Spinal Cord InjuryPulmonologyRehabilitation

Simple Explanation

This study discusses using diaphragm pacing with phrenic nerve stimulation (PNS) to help a tetraplegic patient, who was dependent on a ventilator, to breathe on their own. The patient had a spinal cord injury in the neck area. Electrodes were implanted to stimulate the phrenic nerve, which controls the diaphragm. This stimulation helped the patient to wean off the ventilator and breathe independently. After 36 months, the patient remained ventilator-free and experienced an improved quality of life, suggesting that this method could be beneficial for similar patients in developing countries.

Study Duration
36 Months
Participants
One 30-year-old male with posttraumatic tetraplegia
Evidence Level
Technical Note

Key Findings

  • 1
    Diaphragm pacing with phrenic nerve stimulation facilitated weaning from mechanical ventilation and spontaneous ventilator-free breathing at 20 weeks post-implantation.
  • 2
    At 36 months after implantation, the patient remained ventilator-free without any procedure-related complications or respiratory infections.
  • 3
    The patient's pulmonary function improved, with a change in the SCIM III respiration score from 0 to 4 points, and showed improvement in quality of life based on WHOQOL-BREF questionnaire.

Research Summary

The technical note presents a case of a 30-year-old male with posttraumatic tetraplegia and ventilator dependence following a C1–C2 spinal cord injury. Bilateral phrenic nerve stimulator electrodes were implanted to facilitate diaphragm pacing, leading to successful weaning from mechanical ventilation and sustained ventilator-free breathing at 36-month follow-up.

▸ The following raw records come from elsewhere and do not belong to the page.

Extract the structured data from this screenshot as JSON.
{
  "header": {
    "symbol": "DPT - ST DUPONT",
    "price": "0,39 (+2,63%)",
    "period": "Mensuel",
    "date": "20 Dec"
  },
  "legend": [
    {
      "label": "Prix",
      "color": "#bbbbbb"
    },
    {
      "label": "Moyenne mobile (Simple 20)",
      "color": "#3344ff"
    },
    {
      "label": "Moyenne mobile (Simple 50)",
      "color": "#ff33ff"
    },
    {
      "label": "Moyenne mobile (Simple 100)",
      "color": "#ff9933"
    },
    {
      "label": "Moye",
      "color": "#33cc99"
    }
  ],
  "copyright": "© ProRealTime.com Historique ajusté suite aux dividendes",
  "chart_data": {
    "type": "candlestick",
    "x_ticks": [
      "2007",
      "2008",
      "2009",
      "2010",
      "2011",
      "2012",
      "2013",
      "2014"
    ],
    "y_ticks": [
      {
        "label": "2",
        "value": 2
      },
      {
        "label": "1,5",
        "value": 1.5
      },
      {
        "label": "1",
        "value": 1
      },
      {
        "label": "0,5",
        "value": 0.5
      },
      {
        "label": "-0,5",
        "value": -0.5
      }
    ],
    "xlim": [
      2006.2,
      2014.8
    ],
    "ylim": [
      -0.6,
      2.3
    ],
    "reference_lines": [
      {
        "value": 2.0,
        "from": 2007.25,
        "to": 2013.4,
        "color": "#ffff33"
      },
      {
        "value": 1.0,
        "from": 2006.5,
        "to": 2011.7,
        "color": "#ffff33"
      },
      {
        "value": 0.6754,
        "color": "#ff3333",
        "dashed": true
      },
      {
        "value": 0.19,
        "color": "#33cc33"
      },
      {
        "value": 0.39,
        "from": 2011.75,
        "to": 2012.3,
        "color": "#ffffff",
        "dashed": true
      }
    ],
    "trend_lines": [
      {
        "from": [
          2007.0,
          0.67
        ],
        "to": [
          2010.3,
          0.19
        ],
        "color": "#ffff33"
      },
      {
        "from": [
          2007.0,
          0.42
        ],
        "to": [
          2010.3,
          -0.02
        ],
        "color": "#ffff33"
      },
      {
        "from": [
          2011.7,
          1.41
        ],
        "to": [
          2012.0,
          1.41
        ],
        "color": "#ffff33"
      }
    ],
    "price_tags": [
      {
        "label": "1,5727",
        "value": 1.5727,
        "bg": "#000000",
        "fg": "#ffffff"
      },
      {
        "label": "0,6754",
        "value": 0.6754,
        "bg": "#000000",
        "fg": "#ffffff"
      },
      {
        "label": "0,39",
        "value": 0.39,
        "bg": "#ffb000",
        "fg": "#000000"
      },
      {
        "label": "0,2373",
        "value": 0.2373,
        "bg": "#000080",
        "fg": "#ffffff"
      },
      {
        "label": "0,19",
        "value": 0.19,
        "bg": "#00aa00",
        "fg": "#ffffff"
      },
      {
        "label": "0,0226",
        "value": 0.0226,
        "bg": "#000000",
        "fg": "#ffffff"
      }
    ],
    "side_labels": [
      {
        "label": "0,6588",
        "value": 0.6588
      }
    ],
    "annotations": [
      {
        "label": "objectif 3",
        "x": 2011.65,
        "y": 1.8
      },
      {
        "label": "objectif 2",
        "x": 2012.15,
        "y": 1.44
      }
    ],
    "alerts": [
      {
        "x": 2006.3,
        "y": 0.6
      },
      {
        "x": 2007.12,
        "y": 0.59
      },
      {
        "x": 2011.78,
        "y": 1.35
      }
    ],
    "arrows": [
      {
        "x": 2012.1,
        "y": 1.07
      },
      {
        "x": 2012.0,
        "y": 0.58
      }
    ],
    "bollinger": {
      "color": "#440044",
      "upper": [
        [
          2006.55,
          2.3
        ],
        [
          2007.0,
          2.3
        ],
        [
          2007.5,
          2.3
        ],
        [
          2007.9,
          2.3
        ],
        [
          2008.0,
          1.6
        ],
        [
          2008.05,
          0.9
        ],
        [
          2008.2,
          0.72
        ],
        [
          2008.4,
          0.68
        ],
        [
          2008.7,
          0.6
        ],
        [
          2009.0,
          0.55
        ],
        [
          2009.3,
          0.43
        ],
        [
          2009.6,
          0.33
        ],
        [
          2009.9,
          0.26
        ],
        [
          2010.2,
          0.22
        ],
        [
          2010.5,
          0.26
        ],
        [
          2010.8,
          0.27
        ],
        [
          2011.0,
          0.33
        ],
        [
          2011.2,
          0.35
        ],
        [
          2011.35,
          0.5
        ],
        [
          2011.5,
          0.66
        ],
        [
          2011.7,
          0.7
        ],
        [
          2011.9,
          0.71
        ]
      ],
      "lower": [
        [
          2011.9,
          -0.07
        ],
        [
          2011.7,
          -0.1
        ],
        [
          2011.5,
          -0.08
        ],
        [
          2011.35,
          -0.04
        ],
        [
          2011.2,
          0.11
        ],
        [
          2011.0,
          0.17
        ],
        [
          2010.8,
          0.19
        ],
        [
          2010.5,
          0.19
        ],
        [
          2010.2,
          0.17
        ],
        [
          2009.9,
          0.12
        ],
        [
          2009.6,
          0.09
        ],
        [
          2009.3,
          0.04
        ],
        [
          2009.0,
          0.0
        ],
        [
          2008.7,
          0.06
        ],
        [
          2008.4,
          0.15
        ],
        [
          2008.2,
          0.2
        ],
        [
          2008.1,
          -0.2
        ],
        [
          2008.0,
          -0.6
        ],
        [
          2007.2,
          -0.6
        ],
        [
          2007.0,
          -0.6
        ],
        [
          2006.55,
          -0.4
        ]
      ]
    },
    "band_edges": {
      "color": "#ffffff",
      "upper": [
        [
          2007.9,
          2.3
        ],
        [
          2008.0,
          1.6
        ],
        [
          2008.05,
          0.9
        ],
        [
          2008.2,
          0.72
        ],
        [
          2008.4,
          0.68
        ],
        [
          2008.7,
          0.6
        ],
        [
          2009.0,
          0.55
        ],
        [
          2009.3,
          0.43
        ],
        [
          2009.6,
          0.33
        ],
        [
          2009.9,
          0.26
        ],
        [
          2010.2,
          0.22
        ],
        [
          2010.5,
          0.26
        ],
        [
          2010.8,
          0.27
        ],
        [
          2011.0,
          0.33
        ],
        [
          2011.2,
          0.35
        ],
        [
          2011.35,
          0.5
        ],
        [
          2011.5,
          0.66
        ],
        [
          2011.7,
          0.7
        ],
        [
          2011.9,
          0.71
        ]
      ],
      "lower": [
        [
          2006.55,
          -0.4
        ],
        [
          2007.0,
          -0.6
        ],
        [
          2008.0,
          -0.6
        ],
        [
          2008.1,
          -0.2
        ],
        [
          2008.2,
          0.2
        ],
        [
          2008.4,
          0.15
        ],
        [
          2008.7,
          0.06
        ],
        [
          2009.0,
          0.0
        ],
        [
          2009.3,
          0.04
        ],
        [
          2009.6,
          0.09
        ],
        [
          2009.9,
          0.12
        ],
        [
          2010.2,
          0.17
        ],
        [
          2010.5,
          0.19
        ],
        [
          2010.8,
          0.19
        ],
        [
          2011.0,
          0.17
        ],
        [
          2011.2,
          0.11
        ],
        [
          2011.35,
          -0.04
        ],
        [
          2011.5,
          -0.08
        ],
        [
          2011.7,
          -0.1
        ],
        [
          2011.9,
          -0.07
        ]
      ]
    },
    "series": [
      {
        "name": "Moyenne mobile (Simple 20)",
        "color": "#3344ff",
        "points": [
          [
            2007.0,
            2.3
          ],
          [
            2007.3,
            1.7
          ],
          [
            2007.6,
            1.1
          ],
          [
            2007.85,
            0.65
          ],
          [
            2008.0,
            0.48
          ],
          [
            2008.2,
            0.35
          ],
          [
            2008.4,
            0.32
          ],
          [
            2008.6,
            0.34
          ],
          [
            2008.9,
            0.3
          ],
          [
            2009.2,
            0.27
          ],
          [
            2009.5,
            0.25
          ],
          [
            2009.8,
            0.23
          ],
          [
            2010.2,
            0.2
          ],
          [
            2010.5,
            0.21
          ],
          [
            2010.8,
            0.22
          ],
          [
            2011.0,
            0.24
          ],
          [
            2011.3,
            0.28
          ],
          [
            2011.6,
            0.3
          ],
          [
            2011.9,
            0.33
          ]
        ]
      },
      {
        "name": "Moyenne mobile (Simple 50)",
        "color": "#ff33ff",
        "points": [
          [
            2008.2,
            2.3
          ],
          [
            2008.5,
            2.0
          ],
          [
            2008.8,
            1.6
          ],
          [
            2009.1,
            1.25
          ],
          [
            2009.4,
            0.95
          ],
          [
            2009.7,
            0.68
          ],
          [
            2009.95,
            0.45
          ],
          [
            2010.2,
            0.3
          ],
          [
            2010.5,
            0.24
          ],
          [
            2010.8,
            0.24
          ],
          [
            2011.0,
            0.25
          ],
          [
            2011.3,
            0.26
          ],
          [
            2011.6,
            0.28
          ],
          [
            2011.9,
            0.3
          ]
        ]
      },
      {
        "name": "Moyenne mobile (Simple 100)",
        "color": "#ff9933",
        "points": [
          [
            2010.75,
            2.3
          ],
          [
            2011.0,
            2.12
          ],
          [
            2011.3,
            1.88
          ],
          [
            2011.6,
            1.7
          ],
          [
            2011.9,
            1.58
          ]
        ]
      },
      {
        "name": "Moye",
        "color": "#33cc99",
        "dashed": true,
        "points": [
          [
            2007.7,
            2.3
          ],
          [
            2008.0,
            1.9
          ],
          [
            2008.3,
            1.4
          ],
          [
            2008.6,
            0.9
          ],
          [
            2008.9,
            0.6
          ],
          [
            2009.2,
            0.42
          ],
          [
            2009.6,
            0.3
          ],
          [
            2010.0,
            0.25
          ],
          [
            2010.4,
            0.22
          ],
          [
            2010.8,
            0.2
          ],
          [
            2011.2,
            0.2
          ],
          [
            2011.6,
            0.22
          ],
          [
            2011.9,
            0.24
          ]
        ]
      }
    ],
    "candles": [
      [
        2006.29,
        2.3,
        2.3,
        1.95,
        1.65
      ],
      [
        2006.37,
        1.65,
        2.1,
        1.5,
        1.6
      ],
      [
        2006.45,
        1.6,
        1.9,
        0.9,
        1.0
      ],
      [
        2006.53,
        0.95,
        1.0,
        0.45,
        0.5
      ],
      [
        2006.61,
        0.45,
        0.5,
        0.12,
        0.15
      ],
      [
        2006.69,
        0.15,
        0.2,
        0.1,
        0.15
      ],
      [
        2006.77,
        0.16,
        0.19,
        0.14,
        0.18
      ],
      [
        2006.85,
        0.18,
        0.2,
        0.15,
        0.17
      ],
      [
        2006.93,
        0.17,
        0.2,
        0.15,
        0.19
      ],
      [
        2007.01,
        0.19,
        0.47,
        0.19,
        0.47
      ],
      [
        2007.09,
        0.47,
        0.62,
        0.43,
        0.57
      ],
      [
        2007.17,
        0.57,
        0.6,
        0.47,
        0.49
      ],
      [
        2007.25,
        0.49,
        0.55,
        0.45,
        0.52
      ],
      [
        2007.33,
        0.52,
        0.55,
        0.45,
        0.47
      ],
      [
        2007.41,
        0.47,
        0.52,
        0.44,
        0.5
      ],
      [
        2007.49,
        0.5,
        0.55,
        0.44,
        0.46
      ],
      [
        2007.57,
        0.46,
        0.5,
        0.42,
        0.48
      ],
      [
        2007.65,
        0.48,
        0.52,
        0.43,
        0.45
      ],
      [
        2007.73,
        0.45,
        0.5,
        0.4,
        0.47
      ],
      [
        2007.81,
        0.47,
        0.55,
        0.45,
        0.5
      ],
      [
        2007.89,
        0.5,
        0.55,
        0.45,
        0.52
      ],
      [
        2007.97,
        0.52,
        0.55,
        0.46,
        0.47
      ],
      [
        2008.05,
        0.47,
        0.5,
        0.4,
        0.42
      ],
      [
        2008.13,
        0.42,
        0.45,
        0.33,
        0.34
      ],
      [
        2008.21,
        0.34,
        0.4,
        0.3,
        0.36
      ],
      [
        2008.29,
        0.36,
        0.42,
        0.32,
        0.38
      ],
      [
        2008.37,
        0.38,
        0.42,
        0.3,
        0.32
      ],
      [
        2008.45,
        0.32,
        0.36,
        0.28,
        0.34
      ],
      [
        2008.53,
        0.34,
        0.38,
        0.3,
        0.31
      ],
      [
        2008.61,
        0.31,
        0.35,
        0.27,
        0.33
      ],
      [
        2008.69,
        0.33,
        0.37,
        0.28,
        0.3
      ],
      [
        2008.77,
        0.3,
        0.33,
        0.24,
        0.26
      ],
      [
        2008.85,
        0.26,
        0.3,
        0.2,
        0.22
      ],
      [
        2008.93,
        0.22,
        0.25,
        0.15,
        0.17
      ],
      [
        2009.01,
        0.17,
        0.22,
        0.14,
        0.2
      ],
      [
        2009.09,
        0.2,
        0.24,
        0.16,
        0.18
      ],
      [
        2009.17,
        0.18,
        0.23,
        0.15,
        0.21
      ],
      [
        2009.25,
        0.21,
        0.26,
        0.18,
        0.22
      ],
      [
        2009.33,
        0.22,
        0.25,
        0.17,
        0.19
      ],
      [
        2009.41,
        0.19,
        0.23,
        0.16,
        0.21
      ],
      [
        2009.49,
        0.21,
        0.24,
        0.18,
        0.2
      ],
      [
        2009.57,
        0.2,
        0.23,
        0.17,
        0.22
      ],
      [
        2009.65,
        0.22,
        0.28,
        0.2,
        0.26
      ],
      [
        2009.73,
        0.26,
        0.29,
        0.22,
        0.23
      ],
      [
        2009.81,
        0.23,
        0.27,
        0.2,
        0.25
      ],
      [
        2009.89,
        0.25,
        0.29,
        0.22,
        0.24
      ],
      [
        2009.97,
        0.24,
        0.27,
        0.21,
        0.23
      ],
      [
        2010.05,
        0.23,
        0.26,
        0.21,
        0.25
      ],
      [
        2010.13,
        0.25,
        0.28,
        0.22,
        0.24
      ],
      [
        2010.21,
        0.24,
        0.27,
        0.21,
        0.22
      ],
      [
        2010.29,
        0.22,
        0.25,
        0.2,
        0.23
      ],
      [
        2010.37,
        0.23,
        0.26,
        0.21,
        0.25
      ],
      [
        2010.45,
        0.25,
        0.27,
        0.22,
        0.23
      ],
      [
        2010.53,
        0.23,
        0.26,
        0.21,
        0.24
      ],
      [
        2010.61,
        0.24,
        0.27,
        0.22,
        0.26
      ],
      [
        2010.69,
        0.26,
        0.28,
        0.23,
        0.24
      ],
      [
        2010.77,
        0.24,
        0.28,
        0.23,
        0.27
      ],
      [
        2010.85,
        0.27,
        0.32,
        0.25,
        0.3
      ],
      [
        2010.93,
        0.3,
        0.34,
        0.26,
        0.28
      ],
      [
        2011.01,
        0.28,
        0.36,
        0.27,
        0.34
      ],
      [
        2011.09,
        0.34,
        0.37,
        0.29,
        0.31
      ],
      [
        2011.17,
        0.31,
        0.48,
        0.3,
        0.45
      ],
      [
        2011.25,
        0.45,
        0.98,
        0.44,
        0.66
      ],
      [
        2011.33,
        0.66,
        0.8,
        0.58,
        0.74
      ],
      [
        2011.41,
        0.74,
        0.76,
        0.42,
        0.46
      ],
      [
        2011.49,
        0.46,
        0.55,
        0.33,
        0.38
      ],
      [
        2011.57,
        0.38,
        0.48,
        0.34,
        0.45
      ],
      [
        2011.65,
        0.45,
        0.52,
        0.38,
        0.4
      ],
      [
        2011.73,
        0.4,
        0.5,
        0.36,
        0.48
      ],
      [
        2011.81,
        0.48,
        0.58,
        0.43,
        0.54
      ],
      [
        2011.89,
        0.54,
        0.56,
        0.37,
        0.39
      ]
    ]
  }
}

The patient experienced improved pulmonary function, enhanced quality of life, and avoided respiratory complications, suggesting the potential of this technique for ventilator-dependent tetraplegics in developing countries.

Practical Implications

Improved Rehabilitation

Diaphragm pacing can enable tetraplegic patients to undergo more effective rehabilitation by freeing them from ventilator dependence.

Cost-Effective Solution

Despite the initial cost, diaphragm pacing can potentially reduce the long-term financial burden associated with managing ventilator-dependent SCI patients.

Enhanced Quality of Life

Successful diaphragm pacing can lead to significant improvements in the patient's quality of life, as demonstrated by improved scores in physical health, psychological well-being, social relationships, and environmental satisfaction.

Study Limitations

  • 1
    Single case study limits generalizability.
  • 2
    Lack of systematic analysis from developing Asian nations on mortality, morbidity, and cost burden of ventilator-dependent SCI patients.
  • 3
    Availability of technical expertise and resources for direct diaphragm electrode pacing in developing countries.